Sherry Connolly, a King-Bay alumni, once earned a six-figure salary as a senior manager at the Royal Bank's head office in Toronto. She gave that up to open the Centre for Spirituality at Work, which offers programs and seminars to office workers hungry for metaphysical meaning in their lives.
Connolly says the Anglican Church of the Redeemer, a large downtown church, is transformed on weekdays into a noon-time sanctuary for office workers, not all of them Christian, who use the church as a quiet place to sit and pray or think during the lunch hour.
"I've started a noon-hour meditation on Thursdays at Redeemer," says Connolly. "Most of the people who come aren't even congregation members of the church."
In some cases, companies themselves are encouraging employees to get in touch with their spiritual sides.
At Toronto's Caldwell Financial Ltd., a securities and investment firm, chairman Tom Caldwell is organizing an in-house "Alpha" course - an introduction to Christianity - for any employees or colleagues who want to come, with lunch included.
While Caldwell is a regular member of a Roman Catholic parish, he says many of those who'll attend his company's Alpha meetings won't be regular church-goers.
"There are tons of Bible studies in offices all over Toronto," he says.
"For many office workers, they're like an oasis of sanity in a fast-moving and hard-driving world."
In Vancouver, Telus Corp. has rooms on its office premises set aside where workers can pray and meditate.
In Edmonton, the Capital Care Group recently put some of its nursing home employees through a "spirit at work" program that while not explicitly religious in nature, taught the same kind of values - kindness and consideration for fellow human beings - that religions espouse.
In Halifax, management consultant Martin Rutte recently established the Centre for Spirituality and the Workplace at the Sobey School of Business at Saint Mary's University. Since 2004 the centre has been hosting conferences and seminars on spiritual matters at work.
"There's a renaissance of spirituality in business, in the public sector, and in health care," says Rutte, a Toronto-based Jew who decided to start talking about spirituality in business after experiencing his own religious epiphany about two decades ago.
At first, says Rutte, his colleagues warned him not to bring spiritual matters into the office. Talking about golf was OK, but God was off limits.

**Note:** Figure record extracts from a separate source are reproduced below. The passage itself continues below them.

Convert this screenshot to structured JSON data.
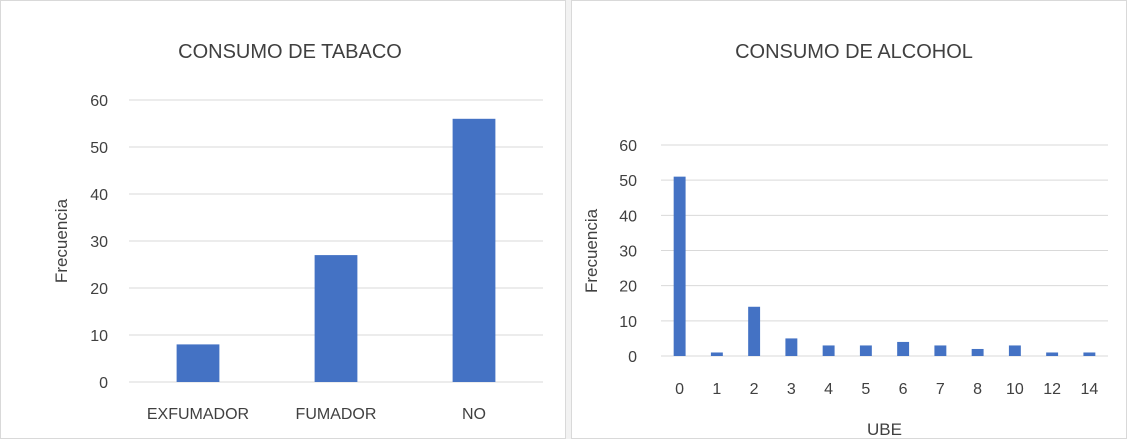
{
  "colors": {
    "bar": "#4472C4",
    "grid": "#d9d9d9",
    "text": "#404040",
    "border": "#d9d9d9"
  },
  "chart_data": [
    {
      "type": "bar",
      "title": "CONSUMO DE TABACO",
      "xlabel": "",
      "ylabel": "Frecuencia",
      "categories": [
        "EXFUMADOR",
        "FUMADOR",
        "NO"
      ],
      "values": [
        8,
        27,
        56
      ],
      "ylim": [
        0,
        60
      ],
      "yticks": [
        0,
        10,
        20,
        30,
        40,
        50,
        60
      ],
      "grid": true,
      "legend": "none"
    },
    {
      "type": "bar",
      "title": "CONSUMO DE ALCOHOL",
      "xlabel": "UBE",
      "ylabel": "Frecuencia",
      "categories": [
        "0",
        "1",
        "2",
        "3",
        "4",
        "5",
        "6",
        "7",
        "8",
        "10",
        "12",
        "14"
      ],
      "values": [
        51,
        1,
        14,
        5,
        3,
        3,
        4,
        3,
        2,
        3,
        1,
        1
      ],
      "ylim": [
        0,
        60
      ],
      "yticks": [
        0,
        10,
        20,
        30,
        40,
        50,
        60
      ],
      "grid": true,
      "legend": "none"
    }
  ]
}
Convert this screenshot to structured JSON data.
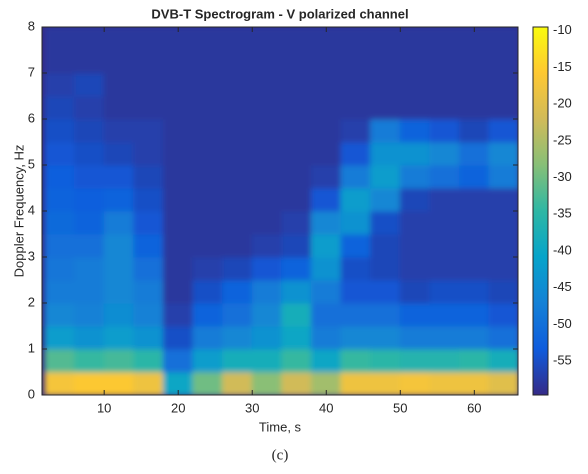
{
  "chart_data": {
    "type": "heatmap",
    "title": "DVB-T Spectrogram - V polarized channel",
    "x_label": "Time, s",
    "y_label": "Doppler Frequency, Hz",
    "caption": "(c)",
    "x": [
      4,
      8,
      12,
      16,
      20,
      24,
      28,
      32,
      36,
      40,
      44,
      48,
      52,
      56,
      60,
      64
    ],
    "y": [
      0.25,
      0.75,
      1.25,
      1.75,
      2.25,
      2.75,
      3.25,
      3.75,
      4.25,
      4.75,
      5.25,
      5.75,
      6.25,
      6.75,
      7.25,
      7.75
    ],
    "z": [
      [
        -17,
        -16,
        -16,
        -18,
        -40,
        -30,
        -22,
        -28,
        -22,
        -26,
        -18,
        -18,
        -17,
        -18,
        -18,
        -20
      ],
      [
        -32,
        -34,
        -33,
        -35,
        -50,
        -42,
        -38,
        -38,
        -34,
        -40,
        -34,
        -35,
        -36,
        -36,
        -35,
        -38
      ],
      [
        -42,
        -44,
        -42,
        -44,
        -55,
        -48,
        -46,
        -44,
        -40,
        -48,
        -46,
        -46,
        -48,
        -48,
        -48,
        -50
      ],
      [
        -46,
        -47,
        -45,
        -47,
        -57,
        -52,
        -50,
        -46,
        -38,
        -50,
        -50,
        -50,
        -52,
        -52,
        -52,
        -54
      ],
      [
        -48,
        -48,
        -46,
        -48,
        -58,
        -55,
        -52,
        -48,
        -44,
        -48,
        -54,
        -54,
        -56,
        -55,
        -55,
        -56
      ],
      [
        -49,
        -48,
        -46,
        -50,
        -58,
        -57,
        -56,
        -54,
        -52,
        -44,
        -55,
        -56,
        -57,
        -57,
        -57,
        -57
      ],
      [
        -50,
        -50,
        -46,
        -52,
        -58,
        -58,
        -58,
        -57,
        -56,
        -42,
        -52,
        -56,
        -57,
        -57,
        -57,
        -57
      ],
      [
        -51,
        -52,
        -48,
        -54,
        -58,
        -58,
        -58,
        -58,
        -57,
        -46,
        -44,
        -55,
        -57,
        -57,
        -57,
        -57
      ],
      [
        -52,
        -53,
        -52,
        -55,
        -58,
        -58,
        -58,
        -58,
        -58,
        -54,
        -42,
        -46,
        -56,
        -57,
        -57,
        -57
      ],
      [
        -53,
        -54,
        -54,
        -56,
        -58,
        -58,
        -58,
        -58,
        -58,
        -57,
        -48,
        -42,
        -48,
        -50,
        -52,
        -48
      ],
      [
        -54,
        -55,
        -56,
        -57,
        -58,
        -58,
        -58,
        -58,
        -58,
        -58,
        -54,
        -44,
        -44,
        -46,
        -50,
        -46
      ],
      [
        -55,
        -56,
        -57,
        -57,
        -58,
        -58,
        -58,
        -58,
        -58,
        -58,
        -57,
        -48,
        -52,
        -54,
        -56,
        -54
      ],
      [
        -56,
        -57,
        -58,
        -58,
        -58,
        -58,
        -58,
        -58,
        -58,
        -58,
        -58,
        -58,
        -58,
        -58,
        -58,
        -58
      ],
      [
        -57,
        -56,
        -58,
        -58,
        -58,
        -58,
        -58,
        -58,
        -58,
        -58,
        -58,
        -58,
        -58,
        -58,
        -58,
        -58
      ],
      [
        -58,
        -58,
        -58,
        -58,
        -58,
        -58,
        -58,
        -58,
        -58,
        -58,
        -58,
        -58,
        -58,
        -58,
        -58,
        -58
      ],
      [
        -58,
        -58,
        -58,
        -58,
        -58,
        -58,
        -58,
        -58,
        -58,
        -58,
        -58,
        -58,
        -58,
        -58,
        -58,
        -58
      ]
    ],
    "xlim": [
      1.6,
      65.9
    ],
    "xticks": [
      10,
      20,
      30,
      40,
      50,
      60
    ],
    "ylim": [
      0,
      8
    ],
    "yticks": [
      0,
      1,
      2,
      3,
      4,
      5,
      6,
      7,
      8
    ],
    "clim": [
      -59.6,
      -9.5
    ],
    "cticks": [
      -55,
      -50,
      -45,
      -40,
      -35,
      -30,
      -25,
      -20,
      -15,
      -10
    ],
    "colormap": [
      "#352a87",
      "#0f5cdd",
      "#1481d6",
      "#06a4ca",
      "#2eb7a4",
      "#87bf77",
      "#d1bb59",
      "#fec832",
      "#f9fb0e"
    ]
  }
}
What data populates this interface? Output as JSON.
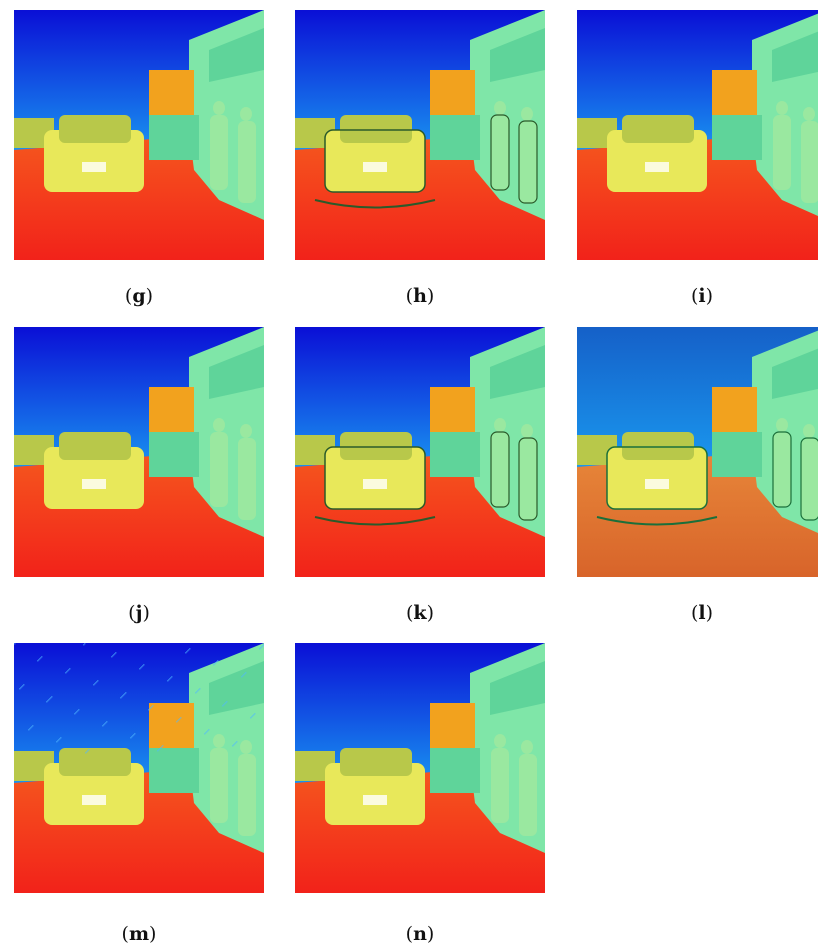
{
  "panels": [
    {
      "id": "g",
      "label": "(g)",
      "variant": "base"
    },
    {
      "id": "h",
      "label": "(h)",
      "variant": "edge"
    },
    {
      "id": "i",
      "label": "(i)",
      "variant": "smooth"
    },
    {
      "id": "j",
      "label": "(j)",
      "variant": "base"
    },
    {
      "id": "k",
      "label": "(k)",
      "variant": "edge"
    },
    {
      "id": "l",
      "label": "(l)",
      "variant": "muted"
    },
    {
      "id": "m",
      "label": "(m)",
      "variant": "grain"
    },
    {
      "id": "n",
      "label": "(n)",
      "variant": "smooth"
    }
  ],
  "colors": {
    "sky_top": "#0a0fd6",
    "sky_mid": "#1a9cf2",
    "sky_low": "#22e6f0",
    "building": "#7fe6a8",
    "building_shade": "#5fd49a",
    "orange_block": "#f2a21e",
    "car": "#e8e85a",
    "car_dark": "#b8c84a",
    "ground": "#f2221a",
    "ground_far": "#f55a1e",
    "people": "#9ae8a0"
  }
}
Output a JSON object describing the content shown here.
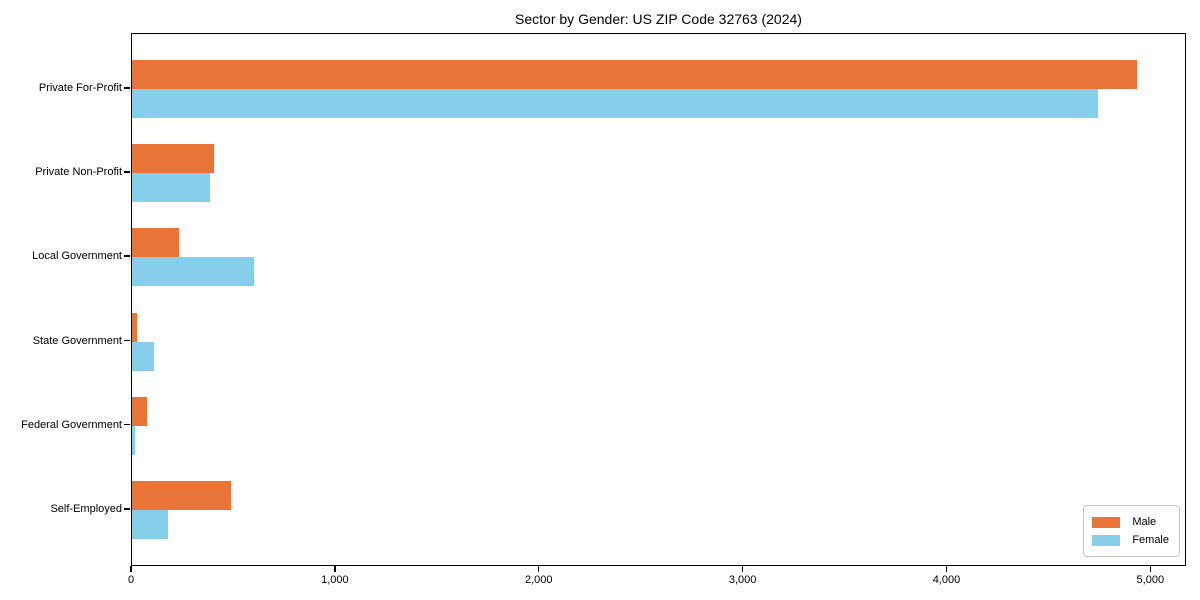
{
  "title": "Sector by Gender: US ZIP Code 32763 (2024)",
  "chart_data": {
    "type": "bar",
    "orientation": "horizontal",
    "title": "Sector by Gender: US ZIP Code 32763 (2024)",
    "categories": [
      "Private For-Profit",
      "Private Non-Profit",
      "Local Government",
      "State Government",
      "Federal Government",
      "Self-Employed"
    ],
    "series": [
      {
        "name": "Male",
        "color": "#E97438",
        "values": [
          4930,
          400,
          230,
          25,
          75,
          485
        ]
      },
      {
        "name": "Female",
        "color": "#87CEEB",
        "values": [
          4740,
          385,
          600,
          110,
          15,
          175
        ]
      }
    ],
    "xlim": [
      0,
      5175
    ],
    "xticks": [
      0,
      1000,
      2000,
      3000,
      4000,
      5000
    ],
    "xtick_labels": [
      "0",
      "1,000",
      "2,000",
      "3,000",
      "4,000",
      "5,000"
    ],
    "xlabel": "",
    "ylabel": "",
    "grid": false,
    "legend_position": "lower right",
    "legend": [
      "Male",
      "Female"
    ]
  }
}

"Everybody in those days in Toronto said, 'Don't talk about this, you're crazy, you'll lose your reputation.'"
Today, says Rutte, although some North American workplaces remain wary of spiritual matters, the stigma is washing away. One reason is that Baby Boomers have turned to religion as they have grown older.
Rutte also says a decade of lost innocence in the workplace - thanks to rounds of corporate layoffs as a result of technology advances, outsourcing and cost-cutting - has shattered employees' faith in job security and "driven many people into the arms of spirituality."
Rutte now lectures on the subject at workplaces around the continent.
"I can't tell you how many times in talks I've given, where working people have come up to me and said, 'I thought I was the only person in the world having these thoughts.' Over and over I've heard it.
"That hunger for spiritual meaning - to know that your life makes a difference - is part of the human condition," he says, "but we've not thought it possible until recently to have that talked about and nourished in the workplace."
At Blackmont Capital, David Ekmekjian is convinced that his office prayer group does far more than nourish only the souls around the boardroom table. He says his group prayed for many weeks for a little girl, known to the group, who was born with a hole in her heart.
"About a year ago the hole began to close up, and cardiologists at the Hospital for Sick Children said they'd never seen anything like it before," says Ekmekjian. "Strangely enough, our prayers got answered."